Delphi Unions Fight Wage, Benefits Cuts Plans

Unions representing nearly all of bankrupt auto parts maker Delphi Corp.'s (search) U.S. hourly workers said on Monday they have formed a coalition to fight proposed wage and benefit cuts they called an assault on working families.

The United Auto Workers (search), IUE-CWA, United Steelworkers, International Brotherhood of Electrical Workers, International Association of Machinists and Aerospace Workers and International Union of Operating Engineers said they formed the coalition Thursday.

"We are outraged by Delphi's attempt to use the bankruptcy process to dictate the radical destruction of the living standards of America's industrial workers ...," the coalition said in a statement.

Unions leaders said the cost-cutting demands are especially hard to swallow when Delphi also plans cash and equity bonuses for several hundred executives as incentives to stay with the company through its reorganization.

The statement did not say how the Mobilizing@Delphi coalition (search) would fight Delphi on the proposed changes, though USW spokesman Marco Trbovich said the unions want alternative solutions to save Delphi, not a strike.

"Radical surgery like that proposed at Delphi is no solution at all," Trbovich said. "It is a formula for demise, if not confrontation."

Delphi on October 8 filed for the biggest bankruptcy protection case in automotive history. It has said it must cut high wage and benefit costs inherited from former parent General Motors Corp. (NYSE:GM - news) to reorganize its U.S. operations.

"We continue to work with all of our unions in hopes of reaching a consensual agreement before the end of the year," Delphi spokesman Lindsey Williams said.

The company in October told its major unions it must cut wages to as low as $9 per hour — from about $27 per hour — to compete with U.S. suppliers where wage and benefit costs can be one-half to one-third as high as Delphi's.

Delphi also seeks steep cuts to benefits including dental and vision and the flexibility to close plants and cut jobs for its reorganization.
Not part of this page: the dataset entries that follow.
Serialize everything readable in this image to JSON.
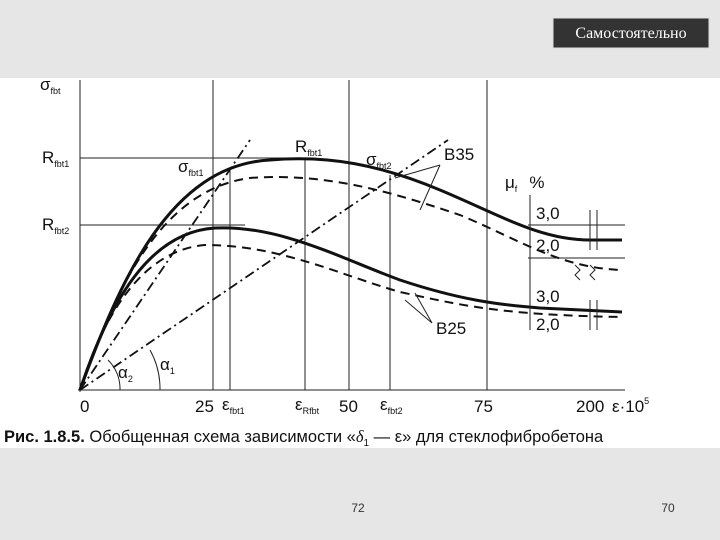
{
  "header": {
    "badge": "Самостоятельно"
  },
  "figure": {
    "y_axis": {
      "main": "σ",
      "sub": "fbt"
    },
    "r1": {
      "main": "R",
      "sub": "fbt1"
    },
    "r2": {
      "main": "R",
      "sub": "fbt2"
    },
    "sigma1": {
      "main": "σ",
      "sub": "fbt1"
    },
    "rpeak": {
      "main": "R",
      "sub": "fbt1"
    },
    "sigma2": {
      "main": "σ",
      "sub": "fbt2"
    },
    "b35": "B35",
    "b25": "B25",
    "mu": {
      "main": "μ",
      "sub": "f",
      "unit": "%"
    },
    "mu_values": [
      "3,0",
      "2,0",
      "3,0",
      "2,0"
    ],
    "alpha2": {
      "main": "α",
      "sub": "2"
    },
    "alpha1": {
      "main": "α",
      "sub": "1"
    },
    "x_ticks": [
      "0",
      "25",
      "50",
      "75",
      "200"
    ],
    "eps1": {
      "main": "ε",
      "sub": "fbt1"
    },
    "epsR": {
      "main": "ε",
      "sub": "Rfbt"
    },
    "eps2": {
      "main": "ε",
      "sub": "fbt2"
    },
    "x_axis": {
      "main": "ε·10",
      "sup": "5"
    }
  },
  "caption": {
    "label": "Рис. 1.8.5.",
    "before": " Обобщенная схема зависимости «",
    "symbol": "δ",
    "sub": "1",
    "after": " — ε» для стеклофибробетона"
  },
  "footer": {
    "left": "72",
    "right": "70"
  }
}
The company has said it would begin the process of rejecting its union contracts if it did not reach agreements with the unions by mid-December.

Troy, Michigan-based Delphi has about 50,000 U.S. workers, including 34,750 hourly employees.

The six unions represent about 33,650 Delphi U.S. hourly workers, with more than 5.5 million active and retired members that also offer their support, the coalition statement said.

"Together we will do everything possible to make sure their rights and interests are protected," the statement said.

The UAW, IUE-CWA and steelworkers represent almost all of the hourly workers under union representation at Delphi.

The IAM represents only about 50 pattern makers at a Delphi operation in Milwaukee but intends to be an active coalition member given its experience with multiple U.S. airline bankruptcies in recent years, spokesman Frank Larkin said.

"The restructuring being proposed at Delphi is so extreme and so destructive that the company may have to find a way to file for moral bankruptcy as well," Larkin said, citing the size and extreme cuts proposed.